5つの旧小学校の跡地活用事業者を募集していた茨城県かすみがうら市は、5校中4校で優先交渉権者を選定した。3月29日に発表した。旧5校は、小中学校の統合に伴い、2016年3月に廃校となっていた。

[画像のクリックで拡大表示]
跡地活用を公募した旧5小学校の位置(資料:かすみがうら市)
優先交渉権者の提案概要(かすみがうら市の資料より編集部が策定)

 優先交渉権者3者による活用プランはそれぞれまったく異なる内容だ。旧牛渡小学校と旧佐賀小学校の2校は、学校法人NIPPONACADEMY(群馬県前橋市)が優先交渉権者に選ばれた。2校を活用して、日本語学校を出た留学生を対象とした和食専門の寄宿舎一体型の調理系専修学校を設置するという提案だ。30人の雇用を見込んでいる。地域貢献としては、外国語教室、プログラミング教室、エスニック料理教室の開催などを挙げている。

 旧志土庫小学校の優先交渉権者は貝塚正雄商店(東京都千代田区)。ごま加工の衛生検査室、事務所、応接室としての活用を提案。25人の雇用を見込む。地域貢献としては、ランチルーム開放、屋内運動場開放、プールの貯水(災害対策)などを挙げている。
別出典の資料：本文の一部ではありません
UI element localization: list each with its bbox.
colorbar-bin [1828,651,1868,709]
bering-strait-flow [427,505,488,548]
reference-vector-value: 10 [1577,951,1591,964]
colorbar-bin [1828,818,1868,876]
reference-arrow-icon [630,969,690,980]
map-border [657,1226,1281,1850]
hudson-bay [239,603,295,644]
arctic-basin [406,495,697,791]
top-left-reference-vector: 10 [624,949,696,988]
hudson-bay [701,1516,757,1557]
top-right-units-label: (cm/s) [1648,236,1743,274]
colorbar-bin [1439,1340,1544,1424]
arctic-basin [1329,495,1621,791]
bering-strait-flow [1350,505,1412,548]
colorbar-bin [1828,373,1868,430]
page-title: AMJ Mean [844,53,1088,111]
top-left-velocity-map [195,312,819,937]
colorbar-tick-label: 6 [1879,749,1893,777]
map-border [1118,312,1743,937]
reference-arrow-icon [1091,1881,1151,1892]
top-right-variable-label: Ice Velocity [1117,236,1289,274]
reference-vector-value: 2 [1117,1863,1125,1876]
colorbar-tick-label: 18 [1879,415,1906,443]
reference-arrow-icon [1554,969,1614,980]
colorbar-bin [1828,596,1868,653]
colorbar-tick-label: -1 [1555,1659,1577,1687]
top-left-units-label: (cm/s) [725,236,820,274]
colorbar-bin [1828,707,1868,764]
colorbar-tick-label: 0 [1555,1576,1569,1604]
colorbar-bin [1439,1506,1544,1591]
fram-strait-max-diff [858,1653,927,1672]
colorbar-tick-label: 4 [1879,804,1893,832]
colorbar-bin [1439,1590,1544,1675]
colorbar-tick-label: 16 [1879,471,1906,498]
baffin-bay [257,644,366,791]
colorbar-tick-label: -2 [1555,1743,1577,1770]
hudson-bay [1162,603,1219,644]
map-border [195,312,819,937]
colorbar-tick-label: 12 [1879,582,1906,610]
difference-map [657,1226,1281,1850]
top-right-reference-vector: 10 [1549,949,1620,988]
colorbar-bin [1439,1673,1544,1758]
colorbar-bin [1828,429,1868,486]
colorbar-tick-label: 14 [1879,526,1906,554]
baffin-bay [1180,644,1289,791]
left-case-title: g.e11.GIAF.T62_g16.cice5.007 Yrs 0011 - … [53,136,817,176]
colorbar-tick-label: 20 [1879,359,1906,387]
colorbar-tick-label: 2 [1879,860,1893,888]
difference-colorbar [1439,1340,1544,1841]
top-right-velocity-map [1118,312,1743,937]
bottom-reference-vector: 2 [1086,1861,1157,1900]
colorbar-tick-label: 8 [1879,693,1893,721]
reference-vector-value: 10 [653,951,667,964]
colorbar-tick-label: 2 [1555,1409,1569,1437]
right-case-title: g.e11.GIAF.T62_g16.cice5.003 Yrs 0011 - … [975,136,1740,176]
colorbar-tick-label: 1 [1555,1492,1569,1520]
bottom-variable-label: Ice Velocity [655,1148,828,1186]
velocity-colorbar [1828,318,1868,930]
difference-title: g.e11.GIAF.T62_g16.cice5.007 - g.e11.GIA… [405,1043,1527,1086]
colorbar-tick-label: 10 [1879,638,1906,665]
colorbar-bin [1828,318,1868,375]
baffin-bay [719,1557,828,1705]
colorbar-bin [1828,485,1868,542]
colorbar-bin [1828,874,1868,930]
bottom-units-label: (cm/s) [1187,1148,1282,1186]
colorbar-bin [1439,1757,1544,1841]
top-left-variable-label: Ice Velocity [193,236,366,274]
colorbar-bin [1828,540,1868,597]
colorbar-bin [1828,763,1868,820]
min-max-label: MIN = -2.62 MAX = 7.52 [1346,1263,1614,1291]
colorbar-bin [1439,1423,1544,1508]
審査委員会からは、市街化調整区域であることへの対応、市民開放の安全確保の課題が解決するまでは、土地は購入ではなく賃貸で交渉すべきといった意見が出ていた。

 旧下大津小学校については、優先交渉権者に選ばれたNPO法人フットボールクラブエスペランサ(茨城県土浦市)が、サッカーを中心とした総合型地域スポーツクラブの拠点としての活用を提案した。土地・建物の賃貸料については0円という提案だが、これに対して審査委員会では、「公益的な側面も有することから、当面は活用してもらうことを優先に考え、事業の収益性・安定性が確保できた段階で、改めて交渉を行うことが望ましい」としている。ただし、事業性全般についての評価は厳しく、「試行的に事業を進め、様子を見ることも想定される」とコメントしている。